5. The method of claim 1, wherein: in the step 4), the concentration of lithium bromide is 7-10M, and the dosage ratio of silk to lithium bromide solution is 1g: (20-150) mL, and the dialysis time is 45-85 hours.

6. The method of claim 1, wherein: in the step 5), the mass ratio of the spider silk protein solution to the fibroin solution is 1: (5-20), the low-temperature storage temperature is (-60) - (20 ℃), the storage time is 8-20 hours, and the freeze-drying time is 16-30 hours.

7. The method of claim 1, wherein: in the step 6), the concentration of the silk-spider silk composite silk fibroin solution is 10-15wt%, the pH of the phosphate buffer solution is =7.5-8.0, and the mixing volume ratio of the phosphate buffer solution to the silk-spider silk composite silk fibroin solution is 1: (2-5), the mixing volume ratio of the protease solution to the silk-spider silk composite silk fibroin solution is 1: (30-80), heating in water bath at 40-70 deg.C for 2-5 hours, heating to 105 deg.C for 5-15 minutes, cooling to room temperature, standing for 9-20 hours, and freeze drying for 16-30 hours.

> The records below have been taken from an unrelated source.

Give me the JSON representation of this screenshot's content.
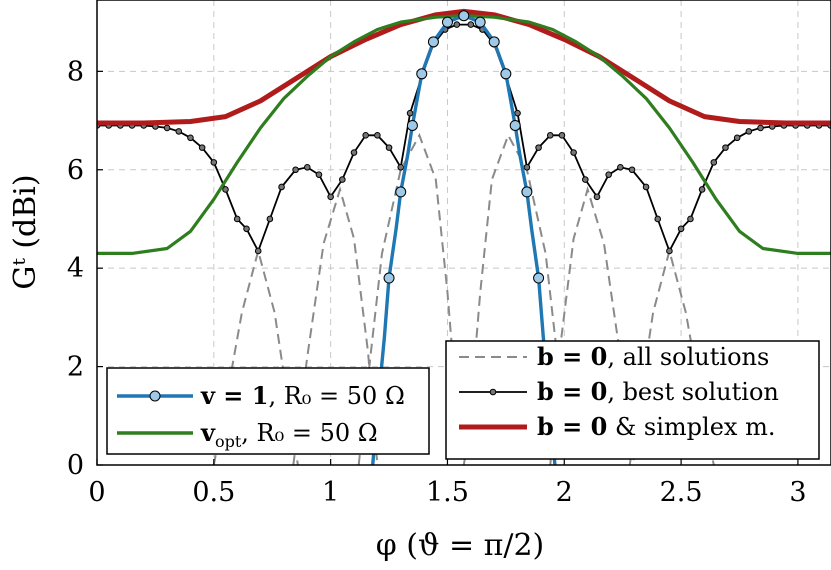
{
  "chart_data": {
    "type": "line",
    "xlabel": "φ (ϑ = π/2)",
    "ylabel": "Gᵗ (dBi)",
    "xlim": [
      0,
      3.14159
    ],
    "ylim": [
      0,
      9.45
    ],
    "xticks": [
      "0",
      "0.5",
      "1",
      "1.5",
      "2",
      "2.5",
      "3"
    ],
    "xtick_values": [
      0,
      0.5,
      1,
      1.5,
      2,
      2.5,
      3
    ],
    "yticks": [
      "0",
      "2",
      "4",
      "6",
      "8"
    ],
    "ytick_values": [
      0,
      2,
      4,
      6,
      8
    ],
    "grid": true,
    "legend_left_placement": "bottom-left",
    "legend_right_placement": "bottom-right",
    "series": [
      {
        "name": "b = 0, all solutions",
        "color": "#8a8a8a",
        "style": "dashed",
        "segments": [
          [
            [
              0.5,
              0.0
            ],
            [
              0.56,
              1.5
            ],
            [
              0.62,
              3.1
            ],
            [
              0.69,
              4.35
            ],
            [
              0.76,
              3.1
            ],
            [
              0.82,
              1.2
            ],
            [
              0.86,
              0.0
            ]
          ],
          [
            [
              0.84,
              0.0
            ],
            [
              0.9,
              2.2
            ],
            [
              0.97,
              4.5
            ],
            [
              1.04,
              5.6
            ],
            [
              1.1,
              4.6
            ],
            [
              1.16,
              2.3
            ],
            [
              1.2,
              0.0
            ]
          ],
          [
            [
              1.12,
              0.0
            ],
            [
              1.17,
              2.2
            ],
            [
              1.22,
              4.3
            ],
            [
              1.3,
              6.0
            ],
            [
              1.38,
              6.7
            ],
            [
              1.45,
              5.8
            ],
            [
              1.5,
              3.5
            ],
            [
              1.55,
              0.6
            ],
            [
              1.57,
              0.0
            ]
          ],
          [
            [
              1.57,
              0.0
            ],
            [
              1.59,
              0.6
            ],
            [
              1.64,
              3.5
            ],
            [
              1.69,
              5.8
            ],
            [
              1.76,
              6.7
            ],
            [
              1.84,
              6.0
            ],
            [
              1.92,
              4.3
            ],
            [
              1.97,
              2.2
            ],
            [
              2.02,
              0.0
            ]
          ],
          [
            [
              1.94,
              0.0
            ],
            [
              1.98,
              2.3
            ],
            [
              2.04,
              4.6
            ],
            [
              2.1,
              5.6
            ],
            [
              2.17,
              4.5
            ],
            [
              2.24,
              2.2
            ],
            [
              2.3,
              0.0
            ]
          ],
          [
            [
              2.28,
              0.0
            ],
            [
              2.32,
              1.2
            ],
            [
              2.38,
              3.1
            ],
            [
              2.45,
              4.35
            ],
            [
              2.52,
              3.1
            ],
            [
              2.58,
              1.5
            ],
            [
              2.64,
              0.0
            ]
          ]
        ]
      },
      {
        "name": "b = 0, best solution",
        "color": "#000000",
        "points": [
          [
            0.0,
            6.9
          ],
          [
            0.05,
            6.9
          ],
          [
            0.1,
            6.9
          ],
          [
            0.15,
            6.9
          ],
          [
            0.2,
            6.9
          ],
          [
            0.25,
            6.88
          ],
          [
            0.3,
            6.85
          ],
          [
            0.35,
            6.78
          ],
          [
            0.4,
            6.65
          ],
          [
            0.45,
            6.45
          ],
          [
            0.5,
            6.15
          ],
          [
            0.55,
            5.6
          ],
          [
            0.6,
            5.0
          ],
          [
            0.64,
            4.8
          ],
          [
            0.69,
            4.35
          ],
          [
            0.74,
            5.0
          ],
          [
            0.79,
            5.65
          ],
          [
            0.85,
            6.0
          ],
          [
            0.9,
            6.05
          ],
          [
            0.95,
            5.9
          ],
          [
            1.0,
            5.45
          ],
          [
            1.05,
            5.8
          ],
          [
            1.1,
            6.35
          ],
          [
            1.15,
            6.7
          ],
          [
            1.2,
            6.7
          ],
          [
            1.25,
            6.45
          ],
          [
            1.3,
            6.05
          ],
          [
            1.34,
            7.15
          ],
          [
            1.39,
            7.9
          ],
          [
            1.44,
            8.55
          ],
          [
            1.49,
            8.85
          ],
          [
            1.54,
            8.95
          ],
          [
            1.6,
            8.95
          ],
          [
            1.65,
            8.85
          ],
          [
            1.7,
            8.55
          ],
          [
            1.75,
            7.9
          ],
          [
            1.8,
            7.15
          ],
          [
            1.84,
            6.05
          ],
          [
            1.89,
            6.45
          ],
          [
            1.94,
            6.7
          ],
          [
            1.99,
            6.7
          ],
          [
            2.04,
            6.35
          ],
          [
            2.09,
            5.8
          ],
          [
            2.14,
            5.45
          ],
          [
            2.19,
            5.9
          ],
          [
            2.24,
            6.05
          ],
          [
            2.29,
            6.0
          ],
          [
            2.35,
            5.65
          ],
          [
            2.4,
            5.0
          ],
          [
            2.45,
            4.35
          ],
          [
            2.5,
            4.8
          ],
          [
            2.54,
            5.0
          ],
          [
            2.59,
            5.6
          ],
          [
            2.64,
            6.15
          ],
          [
            2.69,
            6.45
          ],
          [
            2.74,
            6.65
          ],
          [
            2.79,
            6.78
          ],
          [
            2.84,
            6.85
          ],
          [
            2.89,
            6.88
          ],
          [
            2.94,
            6.9
          ],
          [
            2.99,
            6.9
          ],
          [
            3.04,
            6.9
          ],
          [
            3.09,
            6.9
          ],
          [
            3.14,
            6.9
          ]
        ]
      },
      {
        "name": "b = 0 & simplex m.",
        "color": "#b01c1c",
        "points": [
          [
            0.0,
            6.95
          ],
          [
            0.2,
            6.95
          ],
          [
            0.4,
            6.98
          ],
          [
            0.55,
            7.08
          ],
          [
            0.7,
            7.4
          ],
          [
            0.85,
            7.85
          ],
          [
            1.0,
            8.3
          ],
          [
            1.15,
            8.65
          ],
          [
            1.3,
            8.95
          ],
          [
            1.45,
            9.15
          ],
          [
            1.57,
            9.22
          ],
          [
            1.7,
            9.15
          ],
          [
            1.85,
            8.95
          ],
          [
            2.0,
            8.65
          ],
          [
            2.15,
            8.3
          ],
          [
            2.3,
            7.85
          ],
          [
            2.45,
            7.4
          ],
          [
            2.6,
            7.08
          ],
          [
            2.75,
            6.98
          ],
          [
            2.95,
            6.95
          ],
          [
            3.14,
            6.95
          ]
        ]
      },
      {
        "name": "v_opt, R₀ = 50 Ω",
        "color": "#2e7d1e",
        "points": [
          [
            0.0,
            4.3
          ],
          [
            0.15,
            4.3
          ],
          [
            0.3,
            4.4
          ],
          [
            0.4,
            4.75
          ],
          [
            0.5,
            5.4
          ],
          [
            0.6,
            6.15
          ],
          [
            0.7,
            6.85
          ],
          [
            0.8,
            7.45
          ],
          [
            0.9,
            7.9
          ],
          [
            1.0,
            8.3
          ],
          [
            1.1,
            8.6
          ],
          [
            1.2,
            8.85
          ],
          [
            1.3,
            9.0
          ],
          [
            1.45,
            9.1
          ],
          [
            1.57,
            9.13
          ],
          [
            1.7,
            9.1
          ],
          [
            1.85,
            9.0
          ],
          [
            1.95,
            8.85
          ],
          [
            2.05,
            8.6
          ],
          [
            2.15,
            8.3
          ],
          [
            2.25,
            7.9
          ],
          [
            2.35,
            7.45
          ],
          [
            2.45,
            6.85
          ],
          [
            2.55,
            6.15
          ],
          [
            2.65,
            5.4
          ],
          [
            2.75,
            4.75
          ],
          [
            2.85,
            4.4
          ],
          [
            3.0,
            4.3
          ],
          [
            3.14,
            4.3
          ]
        ]
      },
      {
        "name": "v = 1, R₀ = 50 Ω",
        "color": "#1f77b4",
        "markers": [
          [
            1.25,
            3.8
          ],
          [
            1.3,
            5.55
          ],
          [
            1.35,
            6.9
          ],
          [
            1.39,
            7.95
          ],
          [
            1.44,
            8.6
          ],
          [
            1.5,
            9.0
          ],
          [
            1.57,
            9.13
          ],
          [
            1.64,
            9.0
          ],
          [
            1.7,
            8.6
          ],
          [
            1.75,
            7.95
          ],
          [
            1.79,
            6.9
          ],
          [
            1.84,
            5.55
          ],
          [
            1.89,
            3.8
          ]
        ],
        "points": [
          [
            1.18,
            0.0
          ],
          [
            1.2,
            1.1
          ],
          [
            1.23,
            2.6
          ],
          [
            1.25,
            3.8
          ],
          [
            1.28,
            4.8
          ],
          [
            1.3,
            5.55
          ],
          [
            1.33,
            6.3
          ],
          [
            1.35,
            6.9
          ],
          [
            1.39,
            7.95
          ],
          [
            1.44,
            8.6
          ],
          [
            1.5,
            9.0
          ],
          [
            1.57,
            9.13
          ],
          [
            1.64,
            9.0
          ],
          [
            1.7,
            8.6
          ],
          [
            1.75,
            7.95
          ],
          [
            1.79,
            6.9
          ],
          [
            1.81,
            6.3
          ],
          [
            1.84,
            5.55
          ],
          [
            1.86,
            4.8
          ],
          [
            1.89,
            3.8
          ],
          [
            1.91,
            2.6
          ],
          [
            1.94,
            1.1
          ],
          [
            1.96,
            0.0
          ]
        ]
      }
    ],
    "legend_left": [
      {
        "label_bold": "v = 1",
        "label_rest": ", R₀ = 50 Ω",
        "color": "#1f77b4",
        "marker": true
      },
      {
        "label_bold": "v",
        "label_sub": "opt",
        "label_rest": ", R₀ = 50 Ω",
        "color": "#2e7d1e",
        "marker": false
      }
    ],
    "legend_right": [
      {
        "label_bold": "b = 0",
        "label_rest": ", all solutions",
        "color": "#8a8a8a",
        "style": "dashed"
      },
      {
        "label_bold": "b = 0",
        "label_rest": ", best solution",
        "color": "#000000",
        "style": "dots"
      },
      {
        "label_bold": "b = 0",
        "label_rest": " & simplex m.",
        "color": "#b01c1c",
        "style": "thick"
      }
    ]
  }
}
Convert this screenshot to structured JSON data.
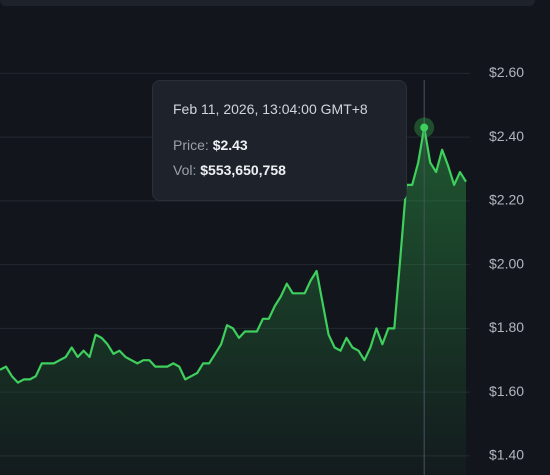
{
  "chart_data": {
    "type": "line",
    "values": [
      1.67,
      1.68,
      1.65,
      1.63,
      1.64,
      1.64,
      1.65,
      1.69,
      1.69,
      1.69,
      1.7,
      1.71,
      1.74,
      1.71,
      1.73,
      1.71,
      1.78,
      1.77,
      1.75,
      1.72,
      1.73,
      1.71,
      1.7,
      1.69,
      1.7,
      1.7,
      1.68,
      1.68,
      1.68,
      1.69,
      1.68,
      1.64,
      1.65,
      1.66,
      1.69,
      1.69,
      1.72,
      1.75,
      1.81,
      1.8,
      1.77,
      1.79,
      1.79,
      1.79,
      1.83,
      1.83,
      1.87,
      1.9,
      1.94,
      1.91,
      1.91,
      1.91,
      1.95,
      1.98,
      1.88,
      1.78,
      1.74,
      1.73,
      1.77,
      1.74,
      1.73,
      1.7,
      1.74,
      1.8,
      1.75,
      1.8,
      1.8,
      2.02,
      2.25,
      2.25,
      2.32,
      2.43,
      2.32,
      2.29,
      2.36,
      2.31,
      2.25,
      2.29,
      2.26
    ],
    "color": "#3fcf5c",
    "ylim": [
      1.34,
      2.83
    ],
    "yticks": [
      {
        "value": 1.4,
        "label": "$1.40"
      },
      {
        "value": 1.6,
        "label": "$1.60"
      },
      {
        "value": 1.8,
        "label": "$1.80"
      },
      {
        "value": 2.0,
        "label": "$2.00"
      },
      {
        "value": 2.2,
        "label": "$2.20"
      },
      {
        "value": 2.4,
        "label": "$2.40"
      },
      {
        "value": 2.6,
        "label": "$2.60"
      }
    ],
    "grid": true,
    "tooltip": {
      "title": "Feb 11, 2026, 13:04:00 GMT+8",
      "price_name": "Price:",
      "price": {
        "value": 2.43,
        "label": "$2.43"
      },
      "vol_name": "Vol:",
      "vol": {
        "value": 553650758,
        "label": "$553,650,758"
      }
    }
  }
}
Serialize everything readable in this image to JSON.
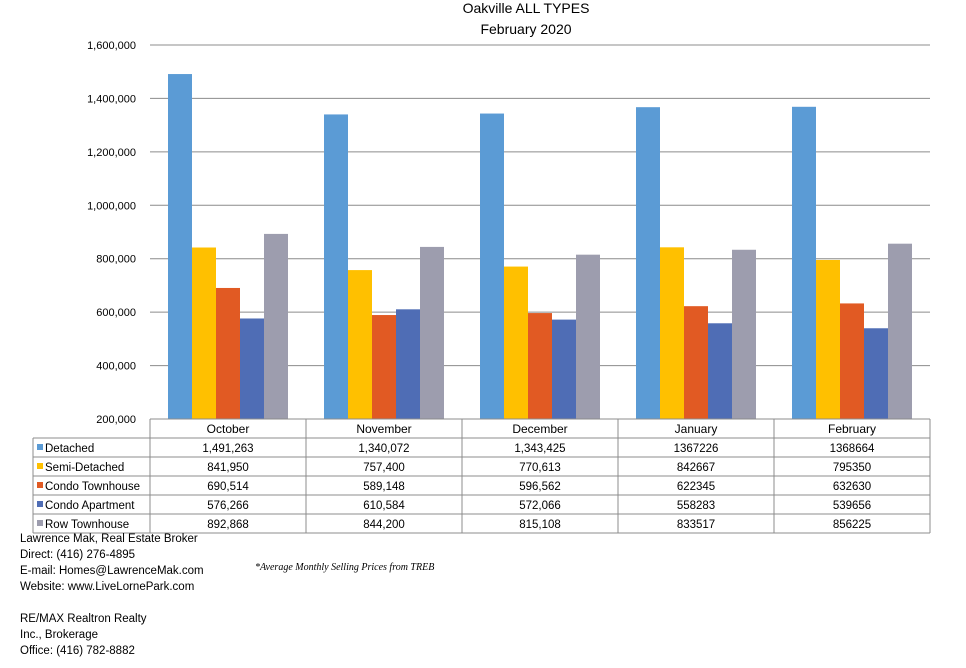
{
  "chart_data": {
    "type": "bar",
    "title": "Oakville ALL TYPES",
    "subtitle": "February 2020",
    "categories": [
      "October",
      "November",
      "December",
      "January",
      "February"
    ],
    "ylim": [
      200000,
      1600000
    ],
    "yticks": [
      "200,000",
      "400,000",
      "600,000",
      "800,000",
      "1,000,000",
      "1,200,000",
      "1,400,000",
      "1,600,000"
    ],
    "grid": true,
    "legend": "data-table",
    "series": [
      {
        "name": "Detached",
        "color": "#5B9BD5",
        "values": [
          1491263,
          1340072,
          1343425,
          1367226,
          1368664
        ],
        "labels": [
          "1,491,263",
          "1,340,072",
          "1,343,425",
          "1367226",
          "1368664"
        ]
      },
      {
        "name": "Semi-Detached",
        "color": "#FFC000",
        "values": [
          841950,
          757400,
          770613,
          842667,
          795350
        ],
        "labels": [
          "841,950",
          "757,400",
          "770,613",
          "842667",
          "795350"
        ]
      },
      {
        "name": "Condo Townhouse",
        "color": "#E15A23",
        "values": [
          690514,
          589148,
          596562,
          622345,
          632630
        ],
        "labels": [
          "690,514",
          "589,148",
          "596,562",
          "622345",
          "632630"
        ]
      },
      {
        "name": "Condo Apartment",
        "color": "#4F6DB5",
        "values": [
          576266,
          610584,
          572066,
          558283,
          539656
        ],
        "labels": [
          "576,266",
          "610,584",
          "572,066",
          "558283",
          "539656"
        ]
      },
      {
        "name": "Row Townhouse",
        "color": "#9D9DAE",
        "values": [
          892868,
          844200,
          815108,
          833517,
          856225
        ],
        "labels": [
          "892,868",
          "844,200",
          "815,108",
          "833517",
          "856225"
        ]
      }
    ]
  },
  "contact": {
    "name": "Lawrence Mak, Real Estate Broker",
    "direct": "Direct:  (416) 276-4895",
    "email": "E-mail:  Homes@LawrenceMak.com",
    "website": "Website: www.LiveLornePark.com",
    "brokerage_line1": "RE/MAX Realtron Realty",
    "brokerage_line2": "Inc., Brokerage",
    "office": "Office: (416) 782-8882"
  },
  "footnote": "*Average Monthly Selling Prices  from TREB"
}
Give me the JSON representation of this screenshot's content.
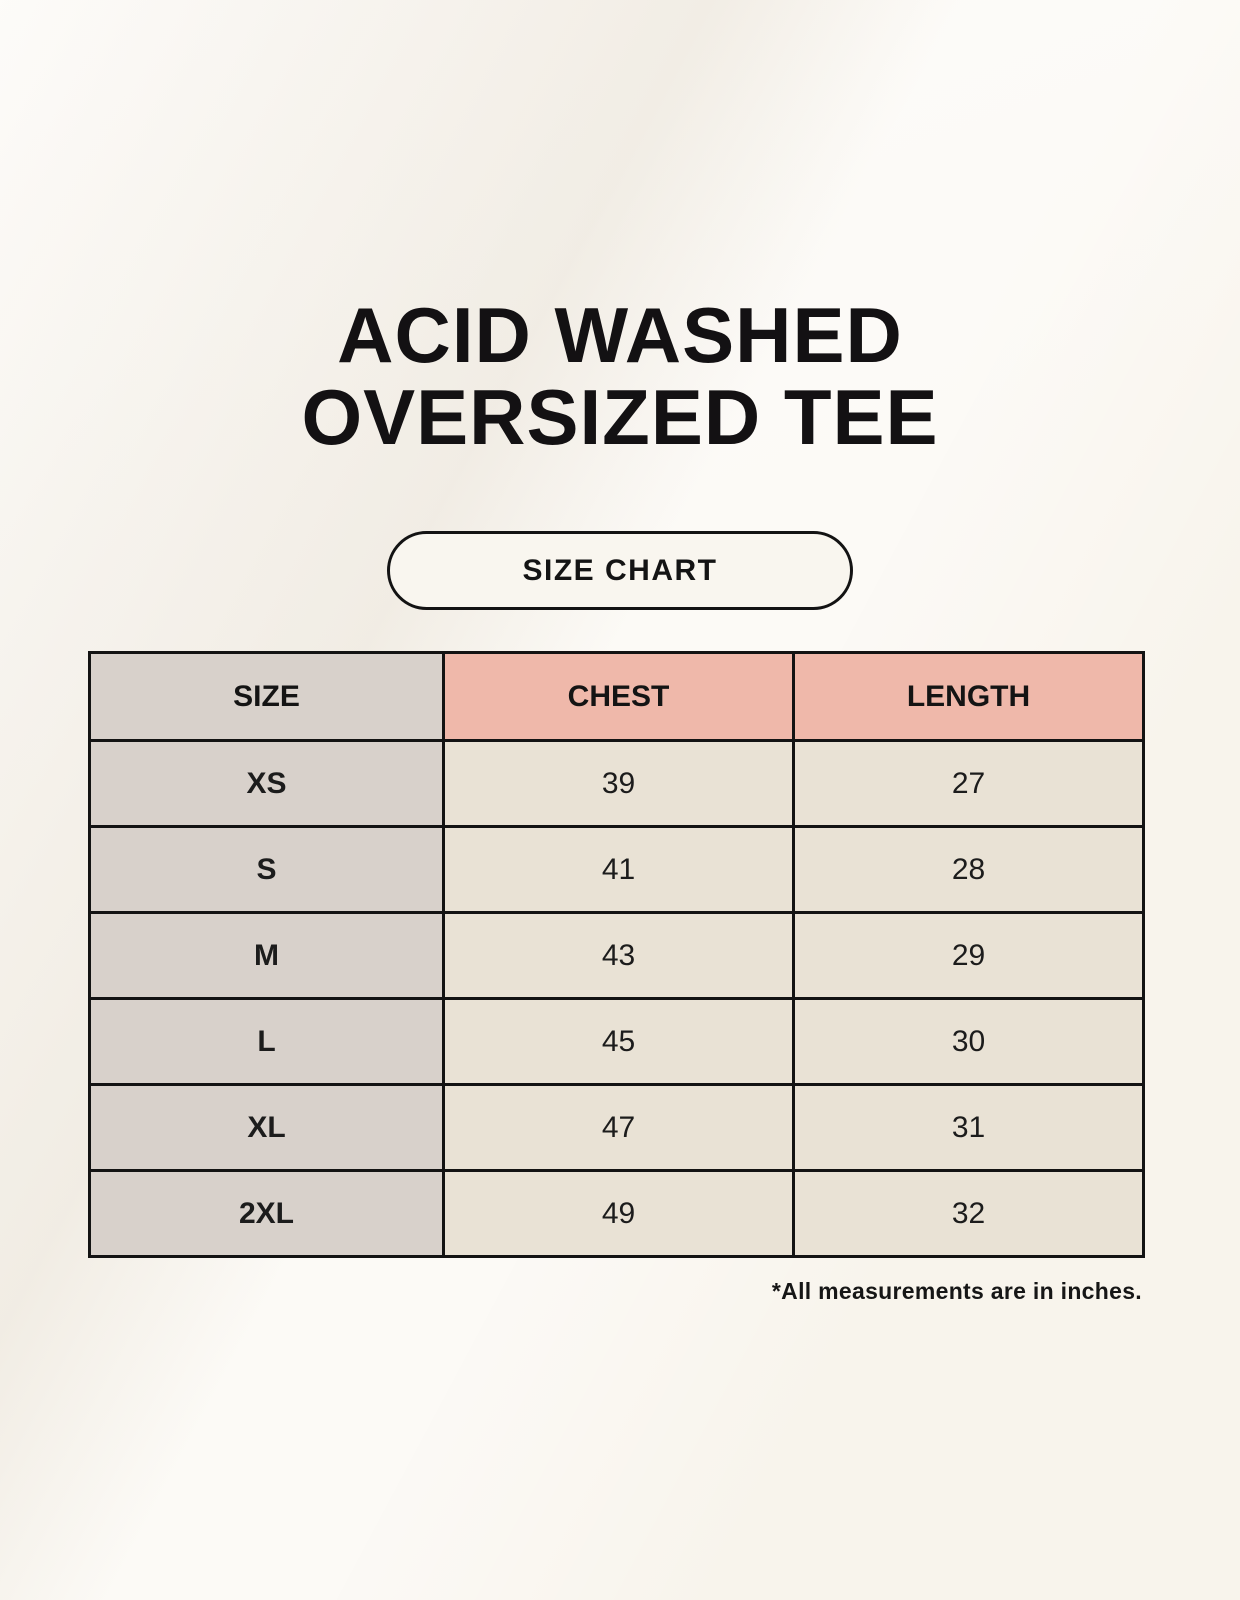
{
  "page": {
    "title_line1": "ACID WASHED",
    "title_line2": "OVERSIZED TEE",
    "button_label": "SIZE CHART",
    "footnote": "*All measurements are in inches."
  },
  "colors": {
    "background_cream": "#f8f4ec",
    "header_pink": "#efb8aa",
    "size_column_gray": "#d8d1cb",
    "cell_beige": "#e9e2d5",
    "table_border_black": "#131313",
    "text_black": "#141414"
  },
  "chart_data": {
    "type": "table",
    "title": "ACID WASHED OVERSIZED TEE",
    "subtitle": "SIZE CHART",
    "columns": [
      "SIZE",
      "CHEST",
      "LENGTH"
    ],
    "rows": [
      [
        "XS",
        "39",
        "27"
      ],
      [
        "S",
        "41",
        "28"
      ],
      [
        "M",
        "43",
        "29"
      ],
      [
        "L",
        "45",
        "30"
      ],
      [
        "XL",
        "47",
        "31"
      ],
      [
        "2XL",
        "49",
        "32"
      ]
    ],
    "units_note": "*All measurements are in inches.",
    "layout": {
      "header_row_fill": [
        "gray",
        "pink",
        "pink"
      ],
      "first_column_fill": "gray",
      "grid": "black 3px solid"
    }
  }
}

8. The method of claim 1, wherein: in the step 7), the concentration of the graphene oxide solution is 2-9g/L, the mass concentration of the chitosan solution is 1-10%, the cross-linking agent is a 1- (3-dimethylaminopropyl) -3-ethylcarbodiimide hydrochloride solution with the mass concentration of 90-98%, the catalyst is an N-hydroxysuccinimide solution with the mass concentration of 95-100%, and the mass ratio of 1- (3-dimethylaminopropyl) -3-ethylcarbodiimide hydrochloride, N-hydroxysuccinimide and chitosan in the mixed solution is 1: (3-8); stirring the mixed solution for reaction for 12-24 hours; the freeze-drying time is 24-48 hours.

9. The method of claim 1, wherein: in the step 8), the concentration of the chitosan modified graphene oxide suspension is 1-20g/L, and the mixing volume ratio of the chitosan modified graphene oxide suspension to the silk-spider silk composite silk fibroin suspension is 1: (10-80), the ultrasonic time is 20-50 minutes, the centrifugal speed is 8000-15000 r/min, the centrifugal time is 20-40 minutes, and the freeze-drying time is 24-48 hours.